Ok - przestaję panikować, jadę w miasto Obrazek
Wygłaszczę tylko delikwenta Obrazek

PostNapisane: Pon lut 09, 2009 18:00
przez czarna_agis
hopsamy Czarnego Zawadę!!
I trzymamy kciuki za wizytę u weta
oby wieści były pomyślne

PostNapisane: Pon lut 09, 2009 20:02
przez barba50
Już po wizycie. Zawada ma zdjęte szwy z oka. Nareszcie pokazała się gałka oczna. Jeszcze potrwa zanim powieka ułoży się w odpowiednim miejscu i nie wiadomo czy to oko widzi. Na taką wiadomość za wcześnie.
Temperatury nie ma, dr Plasota podtrzymał twierdzenie że w 3-4 dobie po wypadku organizm dotychczas zmobilizowany do walki odpuszcza i może pogorszyć się stan.

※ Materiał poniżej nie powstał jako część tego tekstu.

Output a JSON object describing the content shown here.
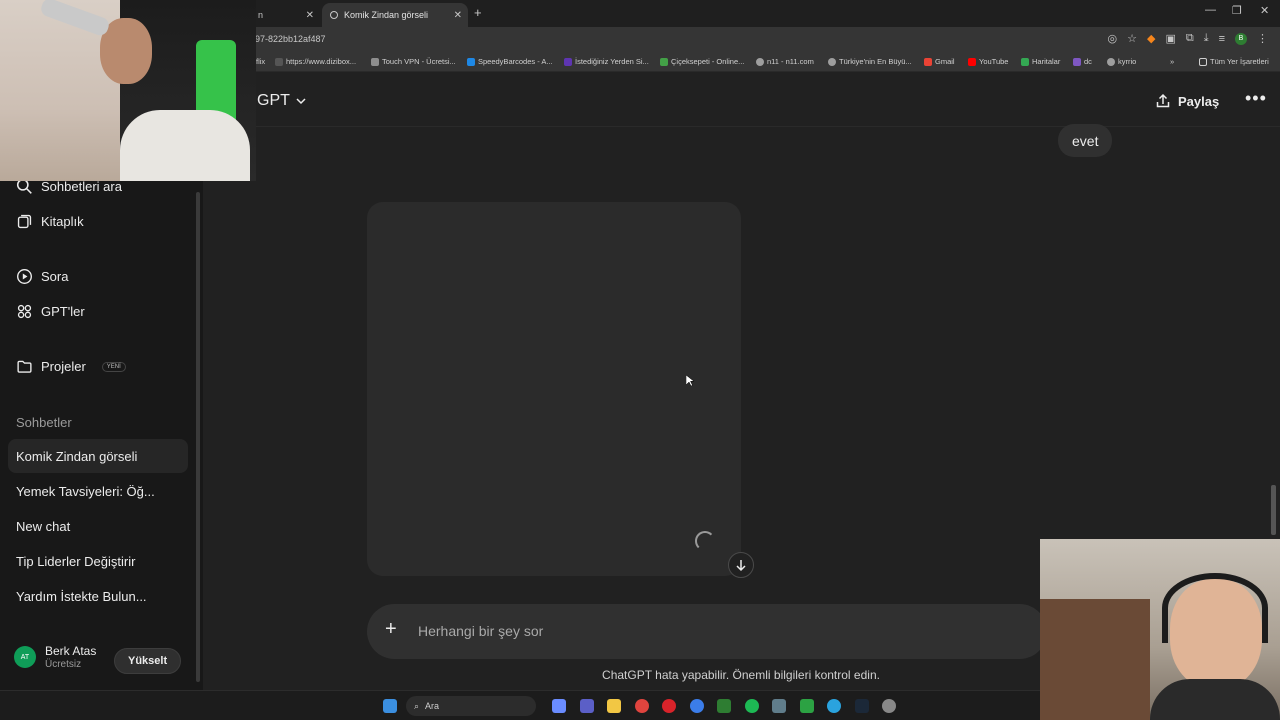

Dostał zastrzyki. Mam zadbać żeby pił /dziś odwodniony nie był/, jutro kolejna wizyta i możliwe, że będzie podana podskórna kroplówka o ile zajdzie potrzeba. Była mowa o tym, że warto byłoby zbadać krew by stwierdzić czy coś się w organizmie nie uszkodziło. I tu prośba - jakie badania krwi zrobić, co warto sprawdzić. Ja się nie znam :oops:

Idę zajrzeć do delikwenta.

PostNapisane: Pon lut 09, 2009 20:08
przez marcjannakape
Zawada może nie wygląda zbyt wyjściowo, ale piekne z niego kocisko. Jak z Aslana vel Buły u mojej mamy.
Trzymamy kciuki za postawienie do super formy :ok:

PostNapisane: Pon lut 09, 2009 20:25
przez Ewik
Bieduleczek...to w końcu ofiara wypadku, jak u ludzi, urazy wyłażą i bolą sporo po fakcie...pewnie trzeba mu zrobić morfologię, nie wiem czy jest sens biochemii, jak sobie tam potłukł narządy :roll: ...weci powinni wiedziec jakie badania chcą zobić jak je sugerują 8) Martwi mnie troszkę oczko...może jak troszkę się podkuruje dobrze by było aby obejrzał je Garncarz? Albo i teraz obejrzał, jak uraz jeszcze świeży?